However, I was looking for something different, because processing a 1 GB XML file is complex. Something like a flat file, a JSON, or another format. Also, it would be interesting to have Map Notes changes in the last minute, last hour, last day. In fact, I don’t see a way to download the delta changes in Map Notes.
The only thing I have found is the Pascal Neis site, and many other sites use the data it provides with RSS or by scraping the page.
Am I missing other ways to download Map Notes data, and process them easily?
The OSM API endpoints for Notes do in fact support JSON output format, and by using the Notes Search endpoint, you can run global queries, and restrict them by from and to timestamps.
For json output, simply append “.json” to the URL:
I need to analyze how many notes have been resolved this year in Latam (from Mexico to Argentina) which returns an output much bigger than these limits.
That’s what I was thinking to find a dump file in the Planet with a different format (CSV files, JSON) and not only a huge XML file.
In fact, I am trying to insert the notes into a database, to perform queries.
Inserting directly the XML file in the database is possible, but then doing the process with xpath is complicated (for me).

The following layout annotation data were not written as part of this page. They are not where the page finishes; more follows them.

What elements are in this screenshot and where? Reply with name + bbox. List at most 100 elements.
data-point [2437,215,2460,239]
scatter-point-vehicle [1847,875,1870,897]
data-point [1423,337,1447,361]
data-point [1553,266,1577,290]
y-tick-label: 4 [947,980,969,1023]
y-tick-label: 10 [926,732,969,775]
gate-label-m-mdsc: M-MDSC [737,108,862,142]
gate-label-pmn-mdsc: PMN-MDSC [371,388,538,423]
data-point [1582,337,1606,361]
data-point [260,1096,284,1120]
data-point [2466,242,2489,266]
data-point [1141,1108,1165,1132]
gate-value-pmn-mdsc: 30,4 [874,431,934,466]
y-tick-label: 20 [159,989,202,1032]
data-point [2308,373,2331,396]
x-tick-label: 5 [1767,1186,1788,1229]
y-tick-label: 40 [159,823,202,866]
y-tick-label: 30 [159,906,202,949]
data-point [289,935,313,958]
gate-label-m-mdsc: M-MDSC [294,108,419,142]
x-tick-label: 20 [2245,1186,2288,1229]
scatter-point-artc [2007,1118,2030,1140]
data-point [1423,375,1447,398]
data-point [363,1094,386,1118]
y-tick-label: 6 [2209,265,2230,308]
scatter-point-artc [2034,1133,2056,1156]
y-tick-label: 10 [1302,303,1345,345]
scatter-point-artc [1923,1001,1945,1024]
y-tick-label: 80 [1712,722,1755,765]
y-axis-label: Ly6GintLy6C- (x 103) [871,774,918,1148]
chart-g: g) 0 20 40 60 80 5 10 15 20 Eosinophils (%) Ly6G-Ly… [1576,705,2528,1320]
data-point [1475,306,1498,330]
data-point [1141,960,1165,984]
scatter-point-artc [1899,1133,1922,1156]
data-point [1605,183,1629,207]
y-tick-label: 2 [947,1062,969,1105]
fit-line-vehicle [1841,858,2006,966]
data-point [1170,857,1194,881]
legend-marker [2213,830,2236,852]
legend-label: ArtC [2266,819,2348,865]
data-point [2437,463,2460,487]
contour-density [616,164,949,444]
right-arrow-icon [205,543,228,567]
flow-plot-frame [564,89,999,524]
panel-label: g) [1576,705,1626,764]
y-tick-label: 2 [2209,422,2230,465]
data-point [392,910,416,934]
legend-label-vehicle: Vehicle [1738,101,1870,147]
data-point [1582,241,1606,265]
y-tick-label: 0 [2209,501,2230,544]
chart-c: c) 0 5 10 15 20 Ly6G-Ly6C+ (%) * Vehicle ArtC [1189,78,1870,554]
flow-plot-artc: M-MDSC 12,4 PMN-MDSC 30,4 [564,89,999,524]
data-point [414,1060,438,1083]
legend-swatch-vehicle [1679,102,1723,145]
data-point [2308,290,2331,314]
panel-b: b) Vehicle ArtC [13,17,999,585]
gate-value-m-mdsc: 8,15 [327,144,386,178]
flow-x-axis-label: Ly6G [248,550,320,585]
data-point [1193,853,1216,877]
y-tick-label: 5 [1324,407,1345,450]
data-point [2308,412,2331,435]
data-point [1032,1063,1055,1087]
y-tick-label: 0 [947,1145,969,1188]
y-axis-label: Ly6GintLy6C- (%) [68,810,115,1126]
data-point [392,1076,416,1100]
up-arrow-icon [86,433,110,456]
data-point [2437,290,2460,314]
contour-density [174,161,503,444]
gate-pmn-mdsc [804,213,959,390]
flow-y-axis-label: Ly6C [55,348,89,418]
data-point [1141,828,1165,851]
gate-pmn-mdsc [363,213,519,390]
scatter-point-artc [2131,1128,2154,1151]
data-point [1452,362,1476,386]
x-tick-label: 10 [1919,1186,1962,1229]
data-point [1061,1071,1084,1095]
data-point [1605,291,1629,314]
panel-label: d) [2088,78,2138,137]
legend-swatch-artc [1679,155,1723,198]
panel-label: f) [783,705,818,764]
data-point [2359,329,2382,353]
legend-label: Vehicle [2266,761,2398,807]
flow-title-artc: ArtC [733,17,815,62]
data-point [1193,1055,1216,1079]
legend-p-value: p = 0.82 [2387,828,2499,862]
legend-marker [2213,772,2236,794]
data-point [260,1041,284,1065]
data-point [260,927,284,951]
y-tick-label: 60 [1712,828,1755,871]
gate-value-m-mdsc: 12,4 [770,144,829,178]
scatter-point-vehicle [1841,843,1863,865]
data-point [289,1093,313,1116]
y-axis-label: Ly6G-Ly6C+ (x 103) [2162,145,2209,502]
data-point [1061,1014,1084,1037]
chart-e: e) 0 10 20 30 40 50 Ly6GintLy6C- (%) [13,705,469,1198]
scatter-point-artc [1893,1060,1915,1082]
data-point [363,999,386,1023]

Thus, I am preprocessing the notes via command line, to import flat files (csv) in the database. The xmlproc and other XML parsers for Linux requiere a lot of memory, because I am hitting OoM.
So this is becoming a lot more complicated, because the only format for all notes is XML.
Also, extracting all notes from API by chunks is overloading this mechanism. I would like to run this from time to time, and I think by using the API is feasible but not the best way.
all non-closed notes are transformed into OSM format within a few minutes.
There isn’t much benefit to convert osn to OSM format. You could maybe use osmium tools to filter all nodes according to some polygon (e.g. Osmium manual pages – osmium-extract (1)), and use the resulting file for your analysis.
Alternative option would be to use the XML parsing in the Python, and implement some database code on your own.
<?xml version="1.0" encoding="UTF-8"?>
<osm version="0.6" generator="osm notes">
<bounds minlon="-180" minlat="-90" maxlon="180" maxlat="90" origin="http://www.openstreetmap.org/api/0.6"/>
<node id="122" version="6" timestamp="2013-04-24T16:26:39Z" uid="0" user="anonimous" changeset="122" lat="49.6652946" lon="14.2467785">
<tag k="name" v="opened by anonimous at 2013-04-24T16:26:39Z: Pokracuje tu cesta
commented by gorn at 2013-05-08T22:40:01Z: Omlouvám se, ale nerozumím, jestli je to otázka (Pokračuje to cesta?) a nebo oznámení že tu cesta je a že jí máme domalovat.
commented by anonimous at 2013-05-08T22:51:06Z: Pokud víte kudy cesta vede, projeďte jí se zapnutou GPSkou a trasu pošlete, někdo jí domaluje.
commented by anonimous at 2013-07-28T10:06:52Z: Vim kudy vede ale nemam cas ji projit a nakreslit do mapy :)
commented by gorn at 2013-08-20T08:13:43Z: stčí projít se zapnutou GPS
commented by gorn at 2015-01-12T22:39:18Z: nebo aspoň na mapě označte kam až vede. Na Hůrku? Na východ od ní? Na západ?"/>
<tag k="osm_note" v="yes"/>
</node>
Have you tried some random XML streaming parser? I am not a great fan of XML but so far I managed to handle getting data from XML into other format, including databases, this way.
Finally, I did it with Saxon, and I needed 5 GB memory for Java to process the Planet notes file. Now, I have the notes in Postgres, and I can query thing about notes resolving in Latam (# of days to close a note, user that has closed more notes, user that has closed notes in different countries, etc.)
Regarding the XML, that’s why my starting message was about asking different ways to download dump notes, if there is another method.